Ok, so now if we can create a ring with 1 init_node and (N-1) ring_nodes, we’re all set if we inject the initial Msg into the init_node. So let’s think about constructing a ring of nodes; if we have a node handy, we can pass that in as the initial argument (think “constructor”) to a ring_node process to use as its Next node, then we just count down:

ring(Last, 0) -> Last;
ring(Last, N) -> 
  RN = spawn(ring, ring_node, [Last]),
  ring(RN, N-1).

Hmm, that’s close, but that’s a linked-list of nodes, not a ring. But we can’t pass a node in as a constructor argument to the first node we create, because we don’t have any yet! So it seems like we’ll need to construct a linked-list of nodes, and then “close the loop” by stitching the front and the back together. Our init_node is already a special node, so maybe we can extend it this way:

init_node(Next) -> receive
    % acknowledge the request, update state
    { setNext, N, From } -> From ! ok, init_node(N);
...

In other words, the init_node can get a special message telling it to “update” its Next state. In some sense, we’ve just done this:

public interface InitNode extends MessagePasser {
  void setNext(MessagePasser N);
}

We want to acknowledge the request so our ring construction knows when that message has been processed – we don’t want to hand the ring back until it’s all stitched together, and we can’t guarantee ordering of message delivery unless we specifically wait for a response. So here’s the full ring construction:

ring(N) when is_integer(N) ->
  % just pass in a placeholder for Next
  RN0 = spawn(ring, init_node, [nil]),
  ring(RN0, RN0, N-1);
% finished stitching, can return our
% init node to the caller
ring(Init) -> receive ok -> Init end.
ring(Init, Last, 0) -> Init ! { setNext, Last, self()}, ring(Init);
ring(Init, Last, N) ->
  RN = spawn(ring, ring_node, [Last]),
  ring(Init, RN, N-1).

Finally, the thing we’re trying to do (including optimizing the degenerate cases):

ring_msg(0, _, _) -> ok;
ring_msg(_, 0, _) -> ok;
ring_msg(N, M, Msg) ->
  Init = ring(N), Init ! { pass, M, Msg }, ok.

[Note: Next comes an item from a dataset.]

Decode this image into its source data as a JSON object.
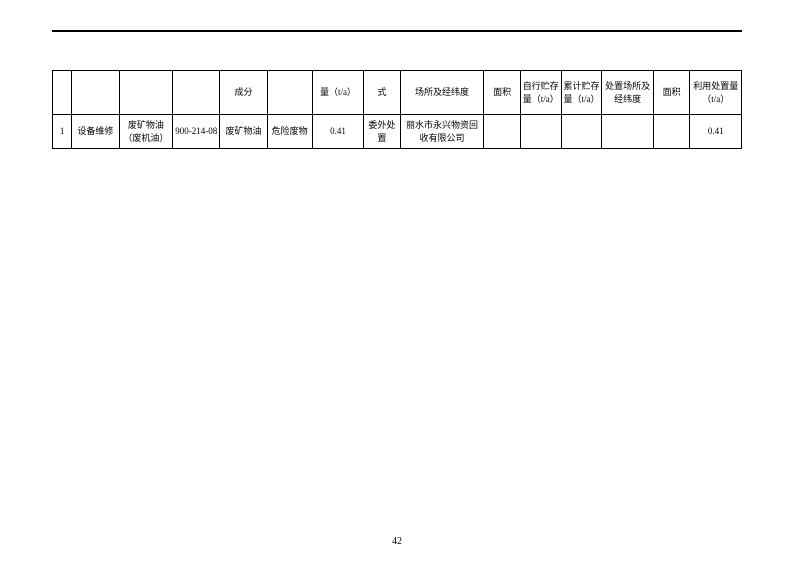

Actually runs, too! It’s pretty neat to see polymorphism via being able to accept the same message, and I’ve always loved the pattern matching in ML (both SML and OCaml variants!). Some pretty serious systems programs are getting written in this language; it’s clear that the process spawning methodology lends itself well to a SEDA-style approach which is great for graceful degradation of service, and the fully-functional style (no mutation) means that you have no locks, no shared state, and hence safe concurrency (as long as you can model what you’re doing properly).